Many Hong Kong residents have been wearing masks during the global coronavirus outbreak, but now discarded masks are washing up on area beaches. (Reuters)

It quickly became clear that the problem wasn’t isolated or contained. “It appeared to be an infectious and dangerous agent, [an] ominous sign for the world,” she said.

Sanders, herself a self-trained disease-tracker after working in finance and real estate, co-founded the site in 2006 as a hobby — or, as she describes it, “a fun way to meet interesting and intelligent people online.”

Her timing was pretty sharp: Soon after the blog launched, a series of global disease shocks began to break, from the avian flu in 2006, the H1N1/swine flu pandemic in 2009, and the H7N9 bird flu outbreak in China in 2013. The blog aggregated research papers, local reports and obscure documents translated by contributors from multiple languages.

Soon, officials from WHO, the U.S. Centers for Disease Control, the National Institutes of Health and international agencies were logging on, sometimes several times a day.

Sanders doesn’t take advertising or sell anything on her site.
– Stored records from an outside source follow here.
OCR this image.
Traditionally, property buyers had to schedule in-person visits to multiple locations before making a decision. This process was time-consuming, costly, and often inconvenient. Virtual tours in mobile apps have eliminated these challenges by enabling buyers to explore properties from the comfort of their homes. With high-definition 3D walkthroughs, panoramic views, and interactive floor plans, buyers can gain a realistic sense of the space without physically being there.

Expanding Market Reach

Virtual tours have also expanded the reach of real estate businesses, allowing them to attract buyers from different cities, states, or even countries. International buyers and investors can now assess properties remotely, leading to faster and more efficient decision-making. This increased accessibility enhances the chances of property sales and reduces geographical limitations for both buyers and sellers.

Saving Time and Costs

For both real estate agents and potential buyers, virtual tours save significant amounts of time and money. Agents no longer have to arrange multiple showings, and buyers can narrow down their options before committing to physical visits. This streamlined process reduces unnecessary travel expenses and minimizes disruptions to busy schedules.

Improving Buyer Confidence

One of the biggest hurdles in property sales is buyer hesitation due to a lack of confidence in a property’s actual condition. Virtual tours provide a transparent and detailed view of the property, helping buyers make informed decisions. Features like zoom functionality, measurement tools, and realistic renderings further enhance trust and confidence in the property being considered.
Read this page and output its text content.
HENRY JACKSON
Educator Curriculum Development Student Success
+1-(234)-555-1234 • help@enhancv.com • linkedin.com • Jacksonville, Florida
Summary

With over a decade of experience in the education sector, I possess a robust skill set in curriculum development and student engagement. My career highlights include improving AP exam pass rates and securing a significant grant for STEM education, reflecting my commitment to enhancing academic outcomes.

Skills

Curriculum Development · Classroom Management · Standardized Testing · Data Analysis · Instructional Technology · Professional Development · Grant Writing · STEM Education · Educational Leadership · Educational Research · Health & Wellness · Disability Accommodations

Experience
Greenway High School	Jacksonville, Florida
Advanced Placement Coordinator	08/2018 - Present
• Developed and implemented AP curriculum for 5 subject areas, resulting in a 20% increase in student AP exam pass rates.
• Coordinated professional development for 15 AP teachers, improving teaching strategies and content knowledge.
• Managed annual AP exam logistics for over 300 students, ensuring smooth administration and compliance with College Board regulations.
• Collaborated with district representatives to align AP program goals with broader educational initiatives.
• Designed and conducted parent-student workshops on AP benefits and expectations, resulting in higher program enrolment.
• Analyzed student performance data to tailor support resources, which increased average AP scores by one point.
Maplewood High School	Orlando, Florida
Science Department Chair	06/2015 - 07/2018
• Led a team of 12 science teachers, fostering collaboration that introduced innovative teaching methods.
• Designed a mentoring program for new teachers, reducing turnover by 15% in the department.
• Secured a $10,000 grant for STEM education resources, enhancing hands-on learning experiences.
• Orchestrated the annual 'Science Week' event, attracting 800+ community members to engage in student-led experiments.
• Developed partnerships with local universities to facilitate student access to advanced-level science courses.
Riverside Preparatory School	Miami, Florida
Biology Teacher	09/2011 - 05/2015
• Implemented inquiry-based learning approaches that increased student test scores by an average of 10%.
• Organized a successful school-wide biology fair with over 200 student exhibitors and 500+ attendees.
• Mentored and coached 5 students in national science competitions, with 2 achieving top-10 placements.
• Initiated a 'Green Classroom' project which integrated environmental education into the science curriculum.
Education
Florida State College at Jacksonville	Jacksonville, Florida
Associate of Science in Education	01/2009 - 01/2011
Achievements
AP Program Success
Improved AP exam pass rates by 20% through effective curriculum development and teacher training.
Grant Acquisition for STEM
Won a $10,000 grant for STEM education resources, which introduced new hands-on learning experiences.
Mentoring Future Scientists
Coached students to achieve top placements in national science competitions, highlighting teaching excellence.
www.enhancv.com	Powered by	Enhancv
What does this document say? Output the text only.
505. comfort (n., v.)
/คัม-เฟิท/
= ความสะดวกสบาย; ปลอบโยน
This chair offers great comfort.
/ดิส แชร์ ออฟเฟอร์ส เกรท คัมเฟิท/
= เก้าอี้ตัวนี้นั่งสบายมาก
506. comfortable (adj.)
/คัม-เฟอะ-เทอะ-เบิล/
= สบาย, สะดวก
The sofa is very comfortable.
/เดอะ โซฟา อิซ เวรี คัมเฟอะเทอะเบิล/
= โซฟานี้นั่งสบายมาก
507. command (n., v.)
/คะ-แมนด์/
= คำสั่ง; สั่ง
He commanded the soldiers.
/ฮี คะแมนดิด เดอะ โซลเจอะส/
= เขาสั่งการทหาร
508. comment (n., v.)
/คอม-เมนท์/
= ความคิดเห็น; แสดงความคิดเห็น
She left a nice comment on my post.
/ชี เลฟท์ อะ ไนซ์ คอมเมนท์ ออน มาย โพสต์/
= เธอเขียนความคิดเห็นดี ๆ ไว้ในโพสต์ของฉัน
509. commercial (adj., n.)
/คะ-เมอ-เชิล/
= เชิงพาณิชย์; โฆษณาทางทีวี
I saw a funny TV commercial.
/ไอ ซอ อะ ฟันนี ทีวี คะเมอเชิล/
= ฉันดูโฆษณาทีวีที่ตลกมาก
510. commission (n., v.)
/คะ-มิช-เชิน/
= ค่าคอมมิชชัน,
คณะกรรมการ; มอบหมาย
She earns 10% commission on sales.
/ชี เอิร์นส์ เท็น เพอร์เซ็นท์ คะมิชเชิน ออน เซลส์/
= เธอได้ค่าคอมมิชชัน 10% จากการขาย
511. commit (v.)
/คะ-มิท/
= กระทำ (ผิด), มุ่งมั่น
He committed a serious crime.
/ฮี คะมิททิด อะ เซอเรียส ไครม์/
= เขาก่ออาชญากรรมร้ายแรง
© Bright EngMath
She funds the whole enterprise out of her pocket; her overhead is just a few thousand dollars a year for server time. The rest, she says, is “a labor of love.”

These days, more than a few people seem interested. Since the outbreak in Wuhan, Sanders says, FluTrackers has attracted nearly 353,000 unique visitors who have clicked on the site 15.5 million times, far more than the 11.6 million recorded during all of 2019.